Antes da ida a Foz Côa, diziam-me que a visita noturna, embora cara, era a que valia mesmo a pena fazer.
Com a ajuda de uma lanterna LED, o arqueólogo mostrou-nos com fascínio e emoção, as gravuras da Penascosa. Depois, com a ajuda das luzes dos telemóveis, pastéis de óleo brancos e aguarelas, tentámos que o caderno trouxesse um bocadinho daquele local mágico...
Mais gravuras aqui.
sexta-feira, 2 de dezembro de 2016
Foz Côa
Marialva: desenho a tinta da china e lápis de cor, algures pelas 18h.
Museu do Côa: desenho a caneta preta UniPin 0.3, algures pelas 10h
Museu do Côa: desenho a caneta preta UniPin 0.3, algures pelas 11h
Museu do Côa: desenho a caneta preta UniPin 0.3, algures pelas 12h
Alunos no comboio: desenho a caneta azul UniPin, algures pelas 16h
Estive em Foz Côa no início de Novembro com os meus alunos de Artes Visuais.

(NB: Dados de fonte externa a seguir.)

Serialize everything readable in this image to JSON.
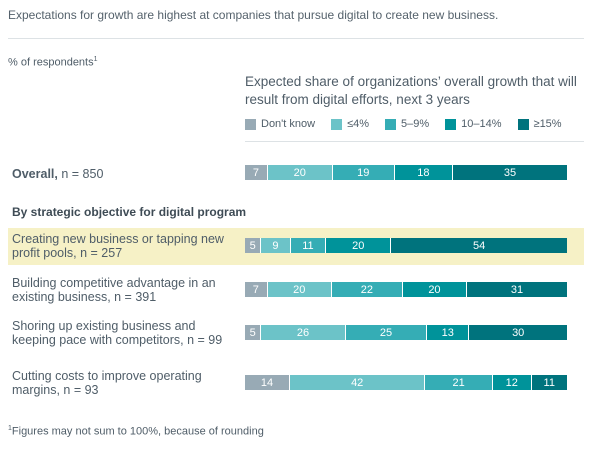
{
  "title": "Expectations for growth are highest at companies that pursue digital to create new business.",
  "chart_data": {
    "type": "bar",
    "orientation": "horizontal-stacked-100",
    "unit_label": "% of respondents",
    "unit_footnote_mark": "1",
    "title": "Expected share of organizations’ overall growth that will result from digital efforts, next 3 years",
    "legend_position": "top",
    "series": [
      {
        "name": "Don't know",
        "color": "#98aab5"
      },
      {
        "name": "≤4%",
        "color": "#6cc3c8"
      },
      {
        "name": "5–9%",
        "color": "#35adb5"
      },
      {
        "name": "10–14%",
        "color": "#00939a"
      },
      {
        "name": "≥15%",
        "color": "#00737d"
      }
    ],
    "overall": {
      "label": "Overall,",
      "n": "n = 850",
      "values": [
        7,
        20,
        19,
        18,
        35
      ]
    },
    "section_heading": "By strategic objective for digital program",
    "rows": [
      {
        "label": "Creating new business or tapping new profit pools, n = 257",
        "values": [
          5,
          9,
          11,
          20,
          54
        ],
        "highlighted": true
      },
      {
        "label": "Building competitive advantage in an existing business, n = 391",
        "values": [
          7,
          20,
          22,
          20,
          31
        ]
      },
      {
        "label": "Shoring up existing business and keeping pace with competitors, n = 99",
        "values": [
          5,
          26,
          25,
          13,
          30
        ]
      },
      {
        "label": "Cutting costs to improve operating margins, n = 93",
        "values": [
          14,
          42,
          21,
          12,
          11
        ]
      }
    ]
  },
  "footnote": {
    "mark": "1",
    "text": "Figures may not sum to 100%, because of rounding"
  },
  "highlight_color": "#f6f1c6"
}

O que lá vi ficou gravado para sempre.
Uma coisa é estudar as gravuras rupestres. Outra é vê-las ao vivo.
Vim cilindrado pelos dias que lá passei. Esmagado, diria mesmo!
Escrevi um post mais completo no site dos USk. Pode ser lido aqui.
No meu blogue pessoal, escrevi outras histórias. Podem ser lidas aqui.
O slogan "vá para fora cá dentro" nunca me fez tanto sentido.
Quem nunca foi, diria que é imperativo ir, fazendo o programa completo que o Museu propõe.